For the Potato Side:

  • 500g large floury potatoes like Russets, peeled and cut into chunks.
  • 100g unsalted butter
  • 2 garlic cloves, peeled and diced
  • ½ savoy cabbage, thinly sliced
  • Salt and black pepper
  • 100ml milk whole or semi-skimmed

Method

Heat the oven to 200C (180C fan)/390F/gas 6. Heat two tablespoons of sunflower oil in a large, deep skillet. Liberally salt and pepper the drumsticks, then place them in the hot oil and fry, turning once, until beautifully seared on both sides. Remove the legs to a plate, then carefully tip out and dispose of the excess oil.

Place the butter in the pan, then add the chopped garlic, shallots, diced bacon and sage leaves.
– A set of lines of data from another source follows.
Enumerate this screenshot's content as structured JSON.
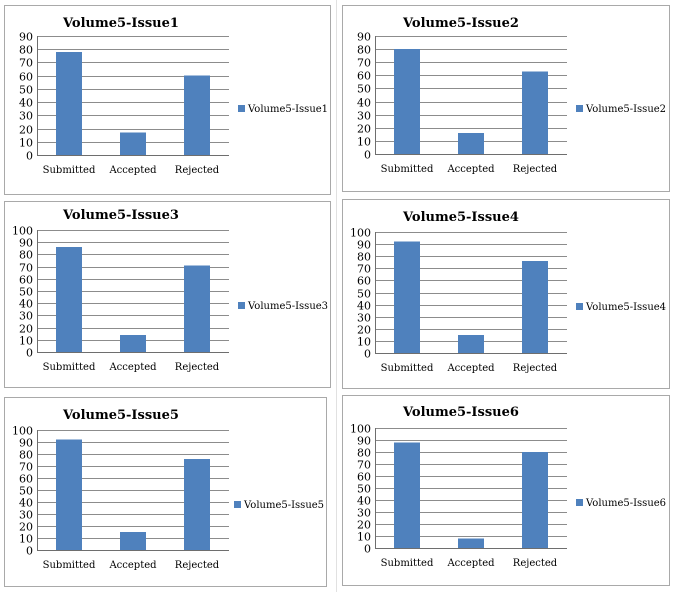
{
  "bar_color": "#4f81bd",
  "chart_data": [
    {
      "type": "bar",
      "title": "Volume5-Issue1",
      "categories": [
        "Submitted",
        "Accepted",
        "Rejected"
      ],
      "series": [
        {
          "name": "Volume5-Issue1",
          "values": [
            78,
            17,
            60
          ]
        }
      ],
      "xlabel": "",
      "ylabel": "",
      "ylim": [
        0,
        90
      ],
      "yticks": [
        "0",
        "10",
        "20",
        "30",
        "40",
        "50",
        "60",
        "70",
        "80",
        "90"
      ],
      "grid": true,
      "legend": "right"
    },
    {
      "type": "bar",
      "title": "Volume5-Issue2",
      "categories": [
        "Submitted",
        "Accepted",
        "Rejected"
      ],
      "series": [
        {
          "name": "Volume5-Issue2",
          "values": [
            80,
            16,
            63
          ]
        }
      ],
      "xlabel": "",
      "ylabel": "",
      "ylim": [
        0,
        90
      ],
      "yticks": [
        "0",
        "10",
        "20",
        "30",
        "40",
        "50",
        "60",
        "70",
        "80",
        "90"
      ],
      "grid": true,
      "legend": "right"
    },
    {
      "type": "bar",
      "title": "Volume5-Issue3",
      "categories": [
        "Submitted",
        "Accepted",
        "Rejected"
      ],
      "series": [
        {
          "name": "Volume5-Issue3",
          "values": [
            86,
            14,
            71
          ]
        }
      ],
      "xlabel": "",
      "ylabel": "",
      "ylim": [
        0,
        100
      ],
      "yticks": [
        "0",
        "10",
        "20",
        "30",
        "40",
        "50",
        "60",
        "70",
        "80",
        "90",
        "100"
      ],
      "grid": true,
      "legend": "right"
    },
    {
      "type": "bar",
      "title": "Volume5-Issue4",
      "categories": [
        "Submitted",
        "Accepted",
        "Rejected"
      ],
      "series": [
        {
          "name": "Volume5-Issue4",
          "values": [
            92,
            15,
            76
          ]
        }
      ],
      "xlabel": "",
      "ylabel": "",
      "ylim": [
        0,
        100
      ],
      "yticks": [
        "0",
        "10",
        "20",
        "30",
        "40",
        "50",
        "60",
        "70",
        "80",
        "90",
        "100"
      ],
      "grid": true,
      "legend": "right"
    },
    {
      "type": "bar",
      "title": "Volume5-Issue5",
      "categories": [
        "Submitted",
        "Accepted",
        "Rejected"
      ],
      "series": [
        {
          "name": "Volume5-Issue5",
          "values": [
            92,
            15,
            76
          ]
        }
      ],
      "xlabel": "",
      "ylabel": "",
      "ylim": [
        0,
        100
      ],
      "yticks": [
        "0",
        "10",
        "20",
        "30",
        "40",
        "50",
        "60",
        "70",
        "80",
        "90",
        "100"
      ],
      "grid": true,
      "legend": "right"
    },
    {
      "type": "bar",
      "title": "Volume5-Issue6",
      "categories": [
        "Submitted",
        "Accepted",
        "Rejected"
      ],
      "series": [
        {
          "name": "Volume5-Issue6",
          "values": [
            88,
            8,
            80
          ]
        }
      ],
      "xlabel": "",
      "ylabel": "",
      "ylim": [
        0,
        100
      ],
      "yticks": [
        "0",
        "10",
        "20",
        "30",
        "40",
        "50",
        "60",
        "70",
        "80",
        "90",
        "100"
      ],
      "grid": true,
      "legend": "right"
    }
  ]
}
Sauté over medium-high heat until fragrant, until the shallots and bacon take on some colour. Add the white wine, then place the seared legs on top of the mixture. Add enough chicken stock so the turkey legs are halfway immersed, then gently mix in the mustard and creme fraiche. Place a foil lid on the pan and cook in the oven for an hour, or until the turkey legs can bend in half with ease.

Pro Tip: At the same time, add the peeled potatoes in a large saucepan of water and cook for until tender, until easily pierced with a skewer.

Using a separate skillet, warm a portion of the butter, then cook the diced garlic for until aromatic. Incorporate the sliced cabbage and cook on a gentle heat, mixing from time to time, for until softened, until tender. Adjust the seasoning, then set aside.

In a third saucepan, warm the milk and the remaining butter. Once the potatoes are done, drain them, then put them back in the hot pot. Crush the potatoes with the heated dairy mixture until smooth, then add the cabbage and combine well. Season again to taste, and keep warm before serving.

After the hour is up, plate alongside the colcannon and the cooking liquid from the pan.

Tiffany Rice
Tiffany Rice

A passionate gamer and tech enthusiast who loves sharing insights on game patches and updates.